A/N: I'm not actually part of this fandom, I swear. I'm just good friends with wordswithout. And the other day I was at 30,000 feet listening to Linkin Park's "When They Come For Me" and in my head Malik started throwing stuff. I was sitting there next to an innocent, unknowing traveler tearing the corners off my notebooks with one hand.
Assassin's Creed is Ubisoft's, Dai Faraj is mine, and the maps are Malik's. This fic was helped along by some Fanfic Research ("It's the only thing that will save us now!") by wordswithout.
because even a blueprint is a gift and a curse
Afterward he started tearing up maps and seeding the streets with the pieces. Parchment shed between his broken-nailed fingers snowing to the ground and making new elevations: Syria and Jerusalem and the encircling rivers all escaped from their bounds of dusty earth for just a moment to shower from the rooftops onto the street.
(Because his brother can be found in none of those lines, on none of those might-as-well-be-imaginary-they're-so-distant roads.)
He shakes his wrist around and goes for another rolled map.
It's hard with one hand. The gone one keeps twitching and bracing invisibly. He needs to kneel and pull the wooden tube out of the pile and the map out of the tube. It takes some shaking and some turning of the tube upside down. Then he starts at the corners, pulling and cursing inside his head until one thready strip comes off, leaving a rectangle jagged like teeth.
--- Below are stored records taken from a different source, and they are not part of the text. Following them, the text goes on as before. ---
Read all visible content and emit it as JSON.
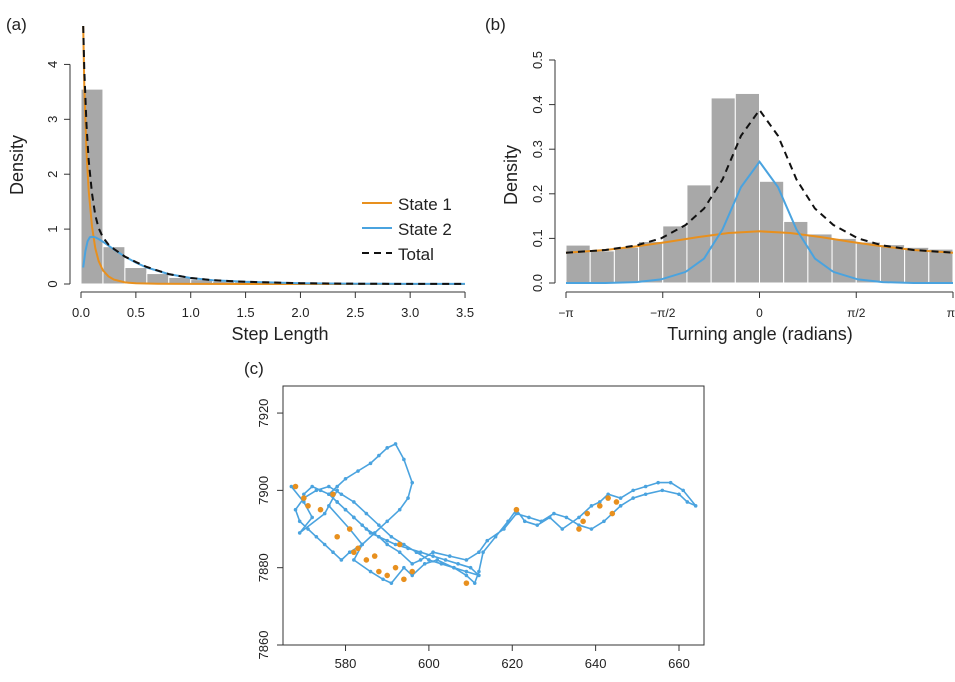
{
  "panel_labels": [
    "(a)",
    "(b)",
    "(c)"
  ],
  "colors": {
    "state1": "#e8901e",
    "state2": "#4aa3df",
    "total": "#111111",
    "hist": "#a8a8a8"
  },
  "chart_data": [
    {
      "panel": "(a)",
      "type": "bar",
      "xlabel": "Step Length",
      "ylabel": "Density",
      "xlim": [
        0,
        3.6
      ],
      "ylim": [
        0,
        4.7
      ],
      "x_ticks": [
        "0.0",
        "0.5",
        "1.0",
        "1.5",
        "2.0",
        "2.5",
        "3.0",
        "3.5"
      ],
      "y_ticks": [
        "0",
        "1",
        "2",
        "3",
        "4"
      ],
      "bin_width": 0.2,
      "bins": [
        0.0,
        0.2,
        0.4,
        0.6,
        0.8,
        1.0,
        1.2,
        1.4,
        1.6,
        1.8,
        2.0,
        2.2,
        2.4,
        2.6,
        2.8
      ],
      "values": [
        3.55,
        0.68,
        0.3,
        0.19,
        0.12,
        0.08,
        0.05,
        0.04,
        0.03,
        0.02,
        0.02,
        0.01,
        0.01,
        0.01,
        0.005
      ],
      "legend": {
        "position": "right",
        "entries": [
          "State 1",
          "State 2",
          "Total"
        ]
      },
      "series": [
        {
          "name": "State 1",
          "color": "#e8901e",
          "style": "solid",
          "x": [
            0.02,
            0.03,
            0.05,
            0.07,
            0.1,
            0.13,
            0.16,
            0.2,
            0.25,
            0.3,
            0.4,
            0.5,
            0.7,
            1.0,
            1.5,
            2.0,
            2.5,
            3.0,
            3.5
          ],
          "y": [
            4.7,
            3.6,
            2.4,
            1.7,
            1.05,
            0.65,
            0.42,
            0.25,
            0.14,
            0.08,
            0.03,
            0.012,
            0.003,
            0.001,
            0.0,
            0.0,
            0.0,
            0.0,
            0.0
          ]
        },
        {
          "name": "State 2",
          "color": "#4aa3df",
          "style": "solid",
          "x": [
            0.02,
            0.04,
            0.06,
            0.08,
            0.1,
            0.13,
            0.16,
            0.2,
            0.25,
            0.3,
            0.4,
            0.5,
            0.6,
            0.8,
            1.0,
            1.2,
            1.5,
            2.0,
            2.5,
            3.0,
            3.5
          ],
          "y": [
            0.3,
            0.6,
            0.78,
            0.85,
            0.86,
            0.85,
            0.82,
            0.77,
            0.7,
            0.63,
            0.5,
            0.39,
            0.3,
            0.18,
            0.11,
            0.07,
            0.04,
            0.015,
            0.006,
            0.002,
            0.001
          ]
        },
        {
          "name": "Total",
          "color": "#111111",
          "style": "dashed",
          "x": [
            0.02,
            0.03,
            0.05,
            0.07,
            0.1,
            0.13,
            0.16,
            0.2,
            0.25,
            0.3,
            0.4,
            0.5,
            0.6,
            0.8,
            1.0,
            1.2,
            1.5,
            2.0,
            2.5,
            3.0,
            3.5
          ],
          "y": [
            4.7,
            3.9,
            2.9,
            2.25,
            1.65,
            1.25,
            1.02,
            0.85,
            0.72,
            0.64,
            0.5,
            0.4,
            0.31,
            0.18,
            0.11,
            0.07,
            0.04,
            0.015,
            0.006,
            0.002,
            0.001
          ]
        }
      ]
    },
    {
      "panel": "(b)",
      "type": "bar",
      "xlabel": "Turning angle (radians)",
      "ylabel": "Density",
      "xlim": [
        -3.1416,
        3.1416
      ],
      "ylim": [
        0,
        0.5
      ],
      "x_ticks": [
        "−π",
        "−π/2",
        "0",
        "π/2",
        "π"
      ],
      "y_ticks": [
        "0.0",
        "0.1",
        "0.2",
        "0.3",
        "0.4",
        "0.5"
      ],
      "bin_edges": [
        -3.1416,
        -2.7489,
        -2.3562,
        -1.9635,
        -1.5708,
        -1.1781,
        -0.7854,
        -0.3927,
        0.0,
        0.3927,
        0.7854,
        1.1781,
        1.5708,
        1.9635,
        2.3562,
        2.7489,
        3.1416
      ],
      "values": [
        0.085,
        0.072,
        0.08,
        0.093,
        0.128,
        0.22,
        0.415,
        0.425,
        0.228,
        0.138,
        0.11,
        0.1,
        0.092,
        0.086,
        0.08,
        0.076
      ],
      "series": [
        {
          "name": "State 1",
          "color": "#e8901e",
          "style": "solid",
          "x": [
            -3.1416,
            -2.5,
            -2.0,
            -1.5,
            -1.0,
            -0.5,
            0.0,
            0.5,
            1.0,
            1.5,
            2.0,
            2.5,
            3.1416
          ],
          "y": [
            0.068,
            0.074,
            0.082,
            0.092,
            0.103,
            0.112,
            0.116,
            0.112,
            0.103,
            0.092,
            0.082,
            0.074,
            0.068
          ]
        },
        {
          "name": "State 2",
          "color": "#4aa3df",
          "style": "solid",
          "x": [
            -3.1416,
            -2.5,
            -2.0,
            -1.6,
            -1.2,
            -0.9,
            -0.6,
            -0.3,
            0.0,
            0.3,
            0.6,
            0.9,
            1.2,
            1.6,
            2.0,
            2.5,
            3.1416
          ],
          "y": [
            0.0,
            0.0,
            0.002,
            0.008,
            0.025,
            0.055,
            0.12,
            0.215,
            0.272,
            0.215,
            0.12,
            0.055,
            0.025,
            0.008,
            0.002,
            0.0,
            0.0
          ]
        },
        {
          "name": "Total",
          "color": "#111111",
          "style": "dashed",
          "x": [
            -3.1416,
            -2.5,
            -2.0,
            -1.6,
            -1.2,
            -0.9,
            -0.6,
            -0.3,
            0.0,
            0.3,
            0.6,
            0.9,
            1.2,
            1.6,
            2.0,
            2.5,
            3.1416
          ],
          "y": [
            0.068,
            0.074,
            0.084,
            0.1,
            0.13,
            0.167,
            0.232,
            0.33,
            0.388,
            0.33,
            0.232,
            0.167,
            0.13,
            0.1,
            0.084,
            0.074,
            0.068
          ]
        }
      ]
    },
    {
      "panel": "(c)",
      "type": "scatter",
      "xlim": [
        565,
        666
      ],
      "ylim": [
        7860,
        7927
      ],
      "x_ticks": [
        "580",
        "600",
        "620",
        "640",
        "660"
      ],
      "y_ticks": [
        "7860",
        "7880",
        "7900",
        "7920"
      ],
      "series": [
        {
          "name": "",
          "color": "#4aa3df",
          "style": "path",
          "x": [
            567,
            570,
            572,
            569,
            575,
            578,
            576,
            581,
            584,
            582,
            586,
            589,
            591,
            594,
            596,
            599,
            602,
            606,
            609,
            611,
            612,
            613,
            616,
            619,
            621,
            623,
            626,
            629,
            632,
            636,
            639,
            641,
            643,
            646,
            649,
            652,
            655,
            658,
            661,
            664,
            662,
            660,
            656,
            652,
            649,
            646,
            642,
            639,
            636,
            633,
            630,
            627,
            624,
            621,
            618,
            614,
            612,
            609,
            605,
            601,
            598,
            596,
            593,
            590,
            588,
            585,
            582,
            580,
            578,
            576,
            578,
            580,
            583,
            586,
            588,
            590,
            592,
            594,
            596,
            595,
            593,
            590,
            587,
            584,
            581,
            579,
            577,
            575,
            573,
            571,
            569,
            568,
            570,
            573,
            576,
            579,
            582,
            585,
            588,
            591,
            594,
            597,
            600,
            603,
            606,
            609,
            612,
            610,
            607,
            604,
            601,
            598,
            595,
            592,
            590,
            588,
            586,
            584,
            582,
            580,
            578,
            576,
            574,
            572,
            570
          ],
          "y": [
            7901,
            7897,
            7893,
            7889,
            7894,
            7900,
            7896,
            7890,
            7886,
            7882,
            7879,
            7877,
            7876,
            7880,
            7878,
            7881,
            7882,
            7880,
            7878,
            7876,
            7879,
            7884,
            7888,
            7892,
            7895,
            7892,
            7891,
            7893,
            7890,
            7893,
            7896,
            7897,
            7899,
            7898,
            7900,
            7901,
            7902,
            7902,
            7900,
            7896,
            7897,
            7899,
            7900,
            7899,
            7898,
            7896,
            7892,
            7890,
            7891,
            7893,
            7894,
            7892,
            7893,
            7894,
            7890,
            7887,
            7884,
            7882,
            7883,
            7884,
            7882,
            7881,
            7884,
            7886,
            7888,
            7890,
            7893,
            7895,
            7897,
            7899,
            7901,
            7903,
            7905,
            7907,
            7909,
            7911,
            7912,
            7908,
            7902,
            7898,
            7895,
            7892,
            7889,
            7886,
            7884,
            7882,
            7884,
            7886,
            7888,
            7890,
            7892,
            7895,
            7898,
            7900,
            7901,
            7899,
            7897,
            7894,
            7891,
            7888,
            7886,
            7884,
            7882,
            7881,
            7880,
            7879,
            7878,
            7880,
            7881,
            7882,
            7883,
            7884,
            7885,
            7886,
            7887,
            7888,
            7889,
            7891,
            7893,
            7895,
            7897,
            7899,
            7900,
            7901,
            7899
          ]
        },
        {
          "name": "",
          "color": "#e8901e",
          "style": "points",
          "x": [
            568,
            570,
            574,
            577,
            581,
            583,
            585,
            588,
            590,
            592,
            594,
            596,
            609,
            621,
            636,
            637,
            638,
            641,
            643,
            644,
            645,
            578,
            587,
            593,
            571,
            582
          ],
          "y": [
            7901,
            7898,
            7895,
            7899,
            7890,
            7885,
            7882,
            7879,
            7878,
            7880,
            7877,
            7879,
            7876,
            7895,
            7890,
            7892,
            7894,
            7896,
            7898,
            7894,
            7897,
            7888,
            7883,
            7886,
            7896,
            7884
          ]
        }
      ]
    }
  ]
}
The next one comes off at the edge too, because it is sharper there and it's easier for his nails to grip. Then he has to go in. The thin Iranian papers become soft like chewed jerky. The thicker sheets from Egypt become stringy. The borders of the maps are the beautiful, useless parts, decorated with script and meaningless curlicues. It's when he gets into the streets that he starts to regret just a little.
Footsteps hit behind him and he turns. The Dai is there, clambering onto the roof out of the trap door, looking old in his beard and dusty sandals. This man taught the mapmaker how to write.
He says, "What are you feeding the dogs this time?"
The mapmaker has a palm full of papers and as he stands, carefully balancing the no-weight of his sword-lost arm, some paper pieces fall between his fingers.
Dai Faraj draws breath in when he sees.
"He's not in any of these places. So why are they there?" the mapmaker says.
Dai Faraj sniffs for drink on his breath.
The mapmaker throws. Syria and Jerusalem and Damascus rain through the pale blue sky into alley shadows. A pair of people, so swathed and veiled that their gender is gone, look up as they pass. Malik draws back from the edge to bend and pick up another tube.
Faraj says, "Those are very expensive!"
Malik looks at the casing, reading the label on the side. He kneels and sets the tube down so that he can uncork the top.
"Stop this." Faraj picks up the tube. Malik watches his left hand touch the casing at the finger-tips and palm, taking almost none of the weight. Just supporting.
Faraj looks at him with wide eyes and confusion and, is that scorn turning up his beard in the tanned skin at the side of his mouth?
Malik hackles.
Faraj sounds tired. "I know you lost your brother. Now it's time to get your life back." He scoops up the maps, leaving the empty cases that are already devoid of theirs. Malik watches his stooped back slowly descend the stairs inside the cupola atop the Dai's workplace, his arms overflowing with untorn places.
Malik backtracks two steps to the edge of the roof, kicks the pile of papers he couldn't pick up with one hand, and jumps.
The papers explode into the air.
He falls in crossroads and bridges and city markets floating around like tourists' cloaks.
(Maps aren't made for people who know where they're going.)
He grabs onto the signpost for the shop where he has lived for-
months. At least months. After Kadar. Before starting to work again.
-and although the wood bites into his palm he swings around and gets his boots on it for two steps before launching off again.
The map fragments are falling below him now, side streets and cobblestones more ancient than the warring religions.
He lands, his toes relaxed and then touching the ground, tensing, taloned.
The pieces fall until the sky is clear of streets.
Kadar must be marked on these maps somewhere, if only Malik could put them back together to find him.
(Trade from Egypt has been good as the Nile sloshes at its banks but does not flood. Trade from Iran is more difficult, since caravans need to go through contested land to get to Damascus. Malik knows who to trade with and when. But so does Faraj. He even hopes to start trading farther north soon. He does not need Malik. Malik can go back to being an assassin.)
Malik stands.
He starts to walk home (or at least upstairs first to tell Dai Faraj he is going to Masyaf, because Malik's is a very organized grief), stepping on his empty places as he goes.
A/N 2: It came to my attention that wordswithout had actually killed Dai Faraj many years earlier than this in her fic "And When The Earth Shall Claim Your Limbs". But we both agreed that this story works just as well or better if he's a ghost that only Malik is seeing.